Dimana famina Institut ini merupakan suatu LSM yang bergerak di bidang
kemanusiaan. Fahmina Institute ini sangat memperhatikan hal-hal yang sering
dianggap tidak penting bagi kebanyakan orang. Dalam hal ini Saya mendapat
pelajaran, bahwa Kasih Allah itu tidak terbatas karena melalui Institut ini
sehingga Kasih Allah juga dapat dirasakan bagi orang-orang yang merasa
diperlakukan tidak adil, misalnya bagi para pedagang yang digusur mendapat
bantuan pembelaan berupa team pengacara yang disediakan oleh Fahmina Institute untuk
memperoleh keadilan.
Pengalaman
praktek di Lampung, tak jauh berbeda dengan praktek pertama, tepatnya di GPIB
Jemaat Pancaran Kasih Lampung. Di CP 1, Saya mendapatkan seorang mentor yang
merupakan alumni dari STT Jakarta yang bernama Pdt. Lefijandie
R.J.Kembuan, S.Th. GPIB Pancaran Kasih terletak sangat jauh dari perkotaan
atau dalam artian terletak di pedalaman Lampung Selatan. Hal ini membuat Saya
mendapat pelajaran bahwa untuk memberitakan Firman Tuhan tidak memandang tempat
sekalipun dipelosok daerah yang terpencil, dan untuk menjadi seorang pendeta
harus memiliki komitmen yang tinggi.
Pengalaman CP
kedua di Manado, tepatnya di Mondoinding Minahasa Selatan. Memerlukan 3 jam
dari Bandara Sam Ratulangi untuk tiba di sana. Saya ditempatkan di GMIM Jemaat
Zaitun Palelon Modoinding Kabupaten Minahasa Selatan. Ditempat ini Saya banyak
menimba ilmu bahwa di daerah yang mayoritas Kristen tidak lepas juga dari
masalah. Sebab masalah yang sangat sering Saya temui di sana, adalah karena
begitu banyaknya ilmu teologi sehingga mereka saling berebut anggota jemaat. Tak
dapat disangkal pula bahwa terkadang mereka saling menjelek-jelekkan nama baik
diantara mereka. Dalam hal ini Saya melihat bahwa pentingnya sebuah pendirian
yang teguh dari para pemimpin-pemimpin ilmu teologi yang ada di sana untuk
tetap menjaga kesatuan dan keharmonisan hubungan sesama umat kristiani.

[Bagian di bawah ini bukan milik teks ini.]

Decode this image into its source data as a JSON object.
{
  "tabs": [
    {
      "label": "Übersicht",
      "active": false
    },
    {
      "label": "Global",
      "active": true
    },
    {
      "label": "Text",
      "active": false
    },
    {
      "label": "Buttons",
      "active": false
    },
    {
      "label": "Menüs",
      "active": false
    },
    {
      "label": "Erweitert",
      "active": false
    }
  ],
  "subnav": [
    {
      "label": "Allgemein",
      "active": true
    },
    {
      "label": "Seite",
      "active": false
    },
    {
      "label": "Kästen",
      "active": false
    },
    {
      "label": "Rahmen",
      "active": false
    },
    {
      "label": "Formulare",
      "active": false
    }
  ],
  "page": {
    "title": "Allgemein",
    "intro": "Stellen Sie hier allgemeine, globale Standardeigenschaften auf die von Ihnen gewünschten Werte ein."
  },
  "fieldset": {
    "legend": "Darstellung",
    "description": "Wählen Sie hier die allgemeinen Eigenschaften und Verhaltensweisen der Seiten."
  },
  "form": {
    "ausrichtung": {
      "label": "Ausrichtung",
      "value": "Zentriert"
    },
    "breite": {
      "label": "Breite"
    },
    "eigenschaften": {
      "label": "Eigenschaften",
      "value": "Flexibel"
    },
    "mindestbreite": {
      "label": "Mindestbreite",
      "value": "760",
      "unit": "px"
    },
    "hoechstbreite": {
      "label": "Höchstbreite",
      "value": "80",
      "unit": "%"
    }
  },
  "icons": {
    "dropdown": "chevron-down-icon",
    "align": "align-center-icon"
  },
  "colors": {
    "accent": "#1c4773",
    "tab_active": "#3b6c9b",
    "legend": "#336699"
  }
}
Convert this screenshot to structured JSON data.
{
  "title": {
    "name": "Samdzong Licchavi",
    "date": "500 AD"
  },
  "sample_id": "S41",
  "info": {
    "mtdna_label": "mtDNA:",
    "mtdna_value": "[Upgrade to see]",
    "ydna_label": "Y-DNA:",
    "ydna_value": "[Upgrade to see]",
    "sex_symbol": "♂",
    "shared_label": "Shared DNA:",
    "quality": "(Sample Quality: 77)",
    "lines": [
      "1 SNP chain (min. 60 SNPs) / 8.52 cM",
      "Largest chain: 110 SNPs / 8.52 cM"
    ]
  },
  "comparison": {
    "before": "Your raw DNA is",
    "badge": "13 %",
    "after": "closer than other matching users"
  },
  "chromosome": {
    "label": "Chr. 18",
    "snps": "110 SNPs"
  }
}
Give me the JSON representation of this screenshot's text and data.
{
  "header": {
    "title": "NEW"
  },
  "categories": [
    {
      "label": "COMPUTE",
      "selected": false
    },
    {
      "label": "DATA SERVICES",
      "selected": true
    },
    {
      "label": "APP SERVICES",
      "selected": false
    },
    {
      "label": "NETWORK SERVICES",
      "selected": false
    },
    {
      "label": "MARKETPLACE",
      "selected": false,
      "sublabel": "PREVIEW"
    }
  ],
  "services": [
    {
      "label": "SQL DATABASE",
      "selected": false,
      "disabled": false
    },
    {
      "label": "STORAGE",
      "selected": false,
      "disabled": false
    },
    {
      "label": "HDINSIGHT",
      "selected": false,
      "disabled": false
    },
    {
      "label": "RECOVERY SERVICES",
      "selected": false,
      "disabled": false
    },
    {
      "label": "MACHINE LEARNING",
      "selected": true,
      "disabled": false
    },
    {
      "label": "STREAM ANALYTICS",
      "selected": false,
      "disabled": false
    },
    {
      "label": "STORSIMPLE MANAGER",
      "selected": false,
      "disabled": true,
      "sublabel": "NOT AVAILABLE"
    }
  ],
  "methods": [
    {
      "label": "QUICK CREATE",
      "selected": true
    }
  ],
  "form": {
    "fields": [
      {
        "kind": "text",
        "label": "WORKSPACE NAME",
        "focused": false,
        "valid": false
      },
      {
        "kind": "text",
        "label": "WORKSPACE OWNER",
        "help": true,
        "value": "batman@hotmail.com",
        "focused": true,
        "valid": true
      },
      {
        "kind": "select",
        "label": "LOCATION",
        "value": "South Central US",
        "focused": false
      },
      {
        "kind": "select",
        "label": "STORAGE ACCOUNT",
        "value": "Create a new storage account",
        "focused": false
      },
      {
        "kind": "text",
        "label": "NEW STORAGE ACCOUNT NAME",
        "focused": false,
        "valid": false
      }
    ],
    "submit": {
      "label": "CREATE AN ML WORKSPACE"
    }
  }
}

Berdasarkan beberapa pengalaman
saya tersebut, secara pribadi saya melihat kehadiran ilmu teologi di
tengah-tengah masyarakat yang majemuk itu harus di tekankan kepada umat Kristen
bahwa mereka memiliki keterikatan antara fungsi sosial dan masa depanya. Hanya
dalam kesetiaan ilmu teologi mendampingi dan mengarahkan umatnya dalam
mengatasi masalah kemajemukkan ini, yang bisa membantu dalam mewujudkan ilmu teologi yang mempunyai makna dan masa
depan. Untuk itulah ilmu teologi sangat di perlukan orang kristen di tengah –
tengah konteks yang majemuk. Masalah konteks kemajemukkan ini dapat di atasi
apabila ilmu teologi tetap membuka dirinya bagi pembaharuan dan perkembangan
ilmu teologi yang sebagai panduan untuk, mengembangkan spritualitas di tengah –
tengah konteks kemajemukkan ini. Selain itu juga orang kristen dapat melihat
perkembangan mengenai Tuhan lewat panggilan, penghayatan, serta juga dengan
pemahaman.
Pangalaman-pengalaman
yang telah diperoleh saya baik pada saat CP maupun keseharian di STT Jakarta,
sangat memberikan dampak yang positif bagi diri saya secara pribadi. Dalam hal
ini, saya terlatih untuk berpikir dan bertindak secara mandiri namun harus
menjunjung tinggi nilai-nilai ouikumenis. Oleh karena
itulah, selama saya hidup, selama itu pula kita harus terus belajar.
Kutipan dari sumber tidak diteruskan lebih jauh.